Shortly before 8 a.m. on 16 March 1968, C-Company, First Battalion, Twentieth Infantry, Eleventh Brigade, Americal Division, on a search-and-destroy mission in Quang Ngai Province, South Vietnam, entered the small hamlet of My Lai. By noon every living being the troops could find was dead--about 500 women, children and old men had been systematically murdered.


 

To this day, the My Lai massacre has remained the most shocking episode of the Vietnam War. Yet it is now becoming clear that this infamous incident was not an exception or aberration. Based on extensive research and unprecedented access to U.S. Army archives, War Without Fronts reveals the true extent of war crimes committed by American troops in Vietnam.
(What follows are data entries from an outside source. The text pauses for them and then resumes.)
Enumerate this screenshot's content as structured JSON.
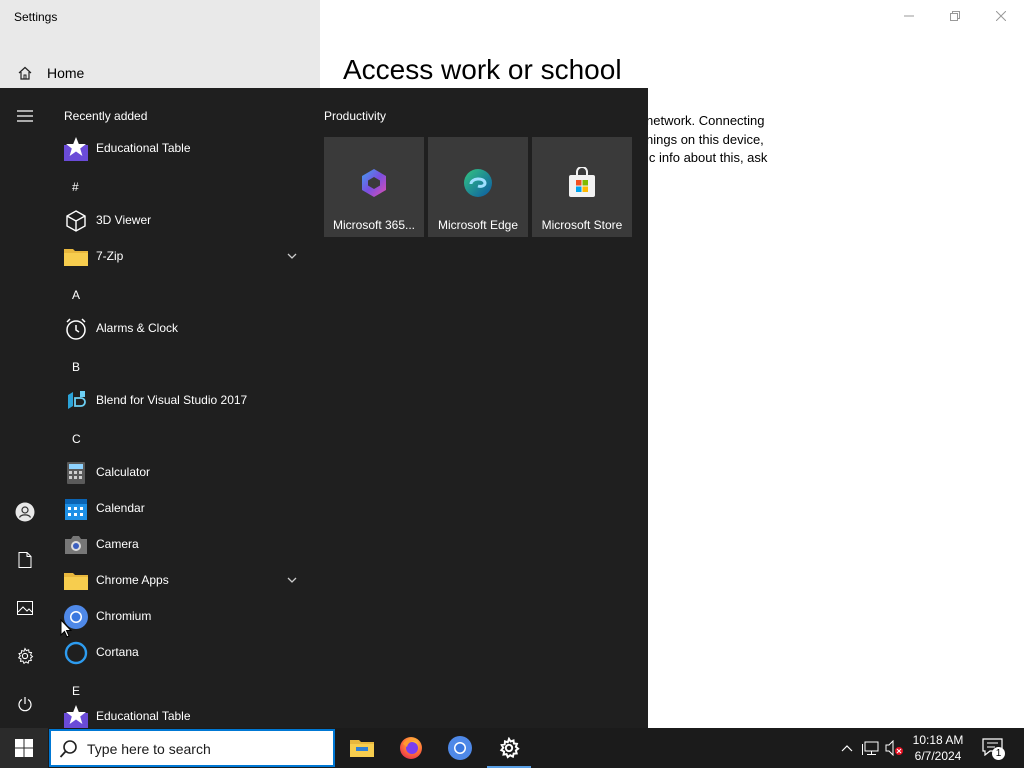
{
  "settings": {
    "window_title": "Settings",
    "home_label": "Home",
    "page_heading": "Access work or school",
    "description": "network. Connecting\nnings on this device,\nic info about this, ask"
  },
  "start_menu": {
    "recently_added_title": "Recently added",
    "group_title": "Productivity",
    "apps": [
      {
        "label": "Educational Table",
        "icon": "educational-table-icon"
      },
      {
        "letter": "#"
      },
      {
        "label": "3D Viewer",
        "icon": "3d-viewer-icon"
      },
      {
        "label": "7-Zip",
        "icon": "folder-icon",
        "expandable": true
      },
      {
        "letter": "A"
      },
      {
        "label": "Alarms & Clock",
        "icon": "alarms-clock-icon"
      },
      {
        "letter": "B"
      },
      {
        "label": "Blend for Visual Studio 2017",
        "icon": "blend-icon"
      },
      {
        "letter": "C"
      },
      {
        "label": "Calculator",
        "icon": "calculator-icon"
      },
      {
        "label": "Calendar",
        "icon": "calendar-icon"
      },
      {
        "label": "Camera",
        "icon": "camera-icon"
      },
      {
        "label": "Chrome Apps",
        "icon": "folder-icon",
        "expandable": true
      },
      {
        "label": "Chromium",
        "icon": "chromium-icon"
      },
      {
        "label": "Cortana",
        "icon": "cortana-icon"
      },
      {
        "letter": "E"
      },
      {
        "label": "Educational Table",
        "icon": "educational-table-icon"
      }
    ],
    "tiles": [
      {
        "label": "Microsoft 365...",
        "icon": "microsoft-365-icon"
      },
      {
        "label": "Microsoft Edge",
        "icon": "edge-icon"
      },
      {
        "label": "Microsoft Store",
        "icon": "store-icon"
      }
    ]
  },
  "taskbar": {
    "search_placeholder": "Type here to search",
    "time": "10:18 AM",
    "date": "6/7/2024",
    "notification_count": "1"
  }
}
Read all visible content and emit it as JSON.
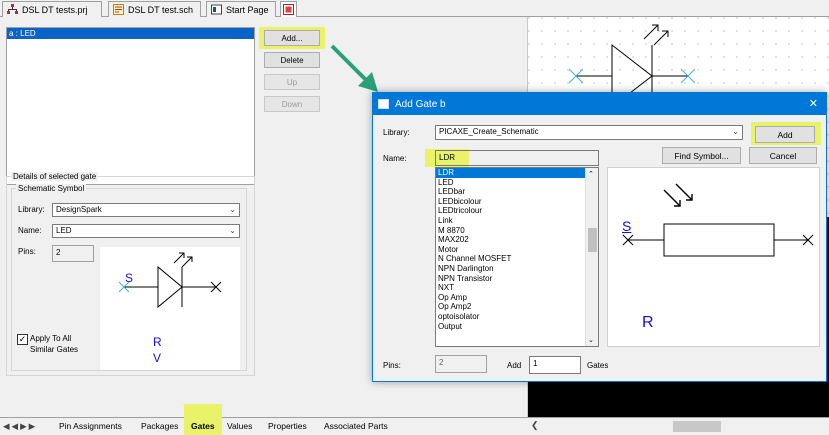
{
  "doc_tabs": [
    {
      "label": "DSL DT tests.prj",
      "icon": "project-icon"
    },
    {
      "label": "DSL DT test.sch",
      "icon": "schematic-icon"
    },
    {
      "label": "Start Page",
      "icon": "start-page-icon"
    },
    {
      "label": "",
      "icon": "component-editor-icon"
    }
  ],
  "gates": {
    "items": [
      "a : LED"
    ],
    "selected_index": 0
  },
  "gate_buttons": {
    "add": "Add...",
    "delete": "Delete",
    "up": "Up",
    "down": "Down"
  },
  "details": {
    "group_title": "Details of selected gate",
    "schematic_title": "Schematic Symbol",
    "library_label": "Library:",
    "library_value": "DesignSpark",
    "name_label": "Name:",
    "name_value": "LED",
    "pins_label": "Pins:",
    "pins_value": "2",
    "apply_all_label_1": "Apply To All",
    "apply_all_label_2": "Similar Gates",
    "apply_all_checked": true,
    "symbol_pin_label": "S",
    "symbol_ref_label": "R",
    "symbol_value_label": "V"
  },
  "bottom_tabs": [
    "Pin Assignments",
    "Packages",
    "Gates",
    "Values",
    "Properties",
    "Associated Parts"
  ],
  "bottom_tabs_active": "Gates",
  "dialog": {
    "title": "Add Gate b",
    "close_glyph": "✕",
    "library_label": "Library:",
    "library_value": "PICAXE_Create_Schematic",
    "name_label": "Name:",
    "name_value": "LDR",
    "add_button": "Add",
    "find_symbol_button": "Find Symbol...",
    "cancel_button": "Cancel",
    "symbol_list": [
      "LDR",
      "LED",
      "LEDbar",
      "LEDbicolour",
      "LEDtricolour",
      "Link",
      "M 8870",
      "MAX202",
      "Motor",
      "N Channel MOSFET",
      "NPN Darlington",
      "NPN Transistor",
      "NXT",
      "Op Amp",
      "Op Amp2",
      "optoisolator",
      "Output"
    ],
    "selected_symbol": "LDR",
    "pins_label": "Pins:",
    "pins_value": "2",
    "add_count_label": "Add",
    "add_count_value": "1",
    "gates_label": "Gates",
    "preview_pin_label": "S",
    "preview_ref_label": "R"
  },
  "colors": {
    "selection": "#0a64c8",
    "dialog_titlebar": "#0078d7",
    "highlight": "#e8f36a",
    "callout_arrow": "#2aa07a",
    "symbol_blue": "#1010e0",
    "pin_cross": "#4ab0d0"
  }
}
In a series of case studies, Greiner looks at the killing work of U.S. Army death squads from 1967 to 1971.

 

Rather than pointing the finger at the “grunts” fighting a dirty war on the ground, Greiner argues that the responsibility for these atrocities extends all the way up to the White House and the Pentagon. The escalation of violence on the ground can be attributed to several factors: a U.S. political leadership afraid for the United States to lose its credibility and unable, against better advice, to stop the war; a military that devised a strategy of attrition based on “body counts” as the only way to defeat an enemy skilled in unconventional warfare; officers who were badly trained, lacking in motivation and interested only in furthering their careers; soldiers who realized they were utterly disposable and sought to empower themselves through random killing. The result was the torture, rape, maiming, and murder of countless Vietnamese civilians.



About the Author

Bernd Greiner is professor at the University of Hamburg, as well as the director of the research program on the theory and history of violence at the Hamburg Institute of Social Research.